3. She doesn’t look like she has Down syndrome.
People have a set idea in their heads of what someone with Down syndrome looks like. After having Wyatt, I now hear over and over again that he is just so stinking cute (because, well, he is), and then, “He doesn’t even look like he has Down syndrome!” This is usually accompanied by a broad smile.
I always respond by saying, “Oh, thank God! Because I had been having nightmares ever since before he was born that he would look like a deformed Down syndrome child.”
Oh, wait. That’s not how I respond at all.
People with Down syndrome don’t all look exactly alike or all have the same features. And congratulating someone on their child not looking like your expectation of what a child with Down syndrome looks like isn’t exactly a compliment, either. You might as well say, “Hey, way to go on having a kid that’s not deformed!”
2. I’m sorry.
It is one of the worst things a Down syndrome parent can hear, yet it’s also one of the most common. I’m sorry. It’s the go-to response when people are told that a friend’s (or relative’s) child has Down syndrome. It’s also painfully clear that they don’t stop and think about what they’re actually saying.

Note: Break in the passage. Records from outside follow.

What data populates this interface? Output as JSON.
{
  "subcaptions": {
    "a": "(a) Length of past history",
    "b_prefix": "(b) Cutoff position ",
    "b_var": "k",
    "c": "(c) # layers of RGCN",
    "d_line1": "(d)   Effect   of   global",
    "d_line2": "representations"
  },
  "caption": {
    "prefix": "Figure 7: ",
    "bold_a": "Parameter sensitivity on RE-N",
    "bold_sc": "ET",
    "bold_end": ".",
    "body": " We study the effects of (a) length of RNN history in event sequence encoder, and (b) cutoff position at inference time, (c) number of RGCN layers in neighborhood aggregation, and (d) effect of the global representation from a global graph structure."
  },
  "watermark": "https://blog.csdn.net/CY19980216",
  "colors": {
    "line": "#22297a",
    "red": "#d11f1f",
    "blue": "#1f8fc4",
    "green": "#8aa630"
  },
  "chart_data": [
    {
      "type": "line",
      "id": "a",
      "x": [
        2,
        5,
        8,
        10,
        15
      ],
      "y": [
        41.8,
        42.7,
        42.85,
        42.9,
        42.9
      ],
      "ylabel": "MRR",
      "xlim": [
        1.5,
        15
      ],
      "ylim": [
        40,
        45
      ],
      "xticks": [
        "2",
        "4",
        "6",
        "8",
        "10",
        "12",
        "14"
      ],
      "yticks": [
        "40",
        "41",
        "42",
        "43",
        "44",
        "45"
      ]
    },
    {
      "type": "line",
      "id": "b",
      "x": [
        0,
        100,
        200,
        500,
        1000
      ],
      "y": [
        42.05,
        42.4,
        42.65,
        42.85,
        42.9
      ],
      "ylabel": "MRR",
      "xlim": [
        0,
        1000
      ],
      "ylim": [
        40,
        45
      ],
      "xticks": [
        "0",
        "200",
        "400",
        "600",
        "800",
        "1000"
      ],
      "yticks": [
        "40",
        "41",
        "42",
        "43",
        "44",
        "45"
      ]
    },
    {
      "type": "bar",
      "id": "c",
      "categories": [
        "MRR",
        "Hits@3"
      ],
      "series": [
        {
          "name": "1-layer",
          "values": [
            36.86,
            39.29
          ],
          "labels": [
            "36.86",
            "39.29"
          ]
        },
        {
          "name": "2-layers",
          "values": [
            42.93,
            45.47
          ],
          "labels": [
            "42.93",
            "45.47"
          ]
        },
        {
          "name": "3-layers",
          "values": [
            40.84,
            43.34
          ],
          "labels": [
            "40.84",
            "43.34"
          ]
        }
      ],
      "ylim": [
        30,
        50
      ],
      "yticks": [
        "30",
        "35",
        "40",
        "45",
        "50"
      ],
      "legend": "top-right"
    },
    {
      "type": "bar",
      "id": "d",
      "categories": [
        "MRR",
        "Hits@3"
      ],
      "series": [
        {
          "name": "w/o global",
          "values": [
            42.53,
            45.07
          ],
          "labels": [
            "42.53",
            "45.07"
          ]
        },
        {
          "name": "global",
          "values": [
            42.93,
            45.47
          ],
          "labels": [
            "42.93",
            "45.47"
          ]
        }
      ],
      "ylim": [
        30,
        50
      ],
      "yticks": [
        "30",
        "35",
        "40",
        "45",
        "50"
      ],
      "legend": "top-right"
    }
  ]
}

A person with Down syndrome has an extra copy of the 21st chromosome. That’s what the condition is. It is in their cells, their DNA. Down syndrome is part of what makes them who they are… so when you apologize to a parent whose child has Down syndrome, you are apologizing for their child’s existence. Down syndrome is not a disease. It’s not like a kid who was diagnosed with cancer. And it’s not something to apologize for. Kids with Down syndrome laugh, play, and learn just like any other child. They aren’t freaks of nature that parents are cursed with raising. There’s nothing to apologize for. We aren’t sorry, and you don’t need to be, either.
1. You should have had an abortion.
Not all parents of children with Down syndrome find out prenatally. Not even a majority of them do. But some of them do, and 90% of those children are aborted. So for the rare 1 out of 10 that chose to keep their child, it’s a pretty big gut punch to hear that someone thinks their baby should have been aborted.
And yes: people actually say this.
Here’s why: from the moment that prenatal screening comes back positive, the mom is almost always getting pressured to have an abortion. It’s awful to tell a pregnant woman that she should abort her baby, and it’s a statement that would never be acceptable if directed towards a “normal” pregnancy. Yet its OK to tell a woman whose baby has Down syndrome that she shouldn’t keep it? Having an extra chromosome apparently means not only that the baby shouldn’t even get the chance to live, but that it’s also perfectly acceptable to tell his mother that he should have been killed.
What moms who receive a prenatal diagnosis need is support and understanding. They don’t need condescending, ignorant people telling them to kill their baby.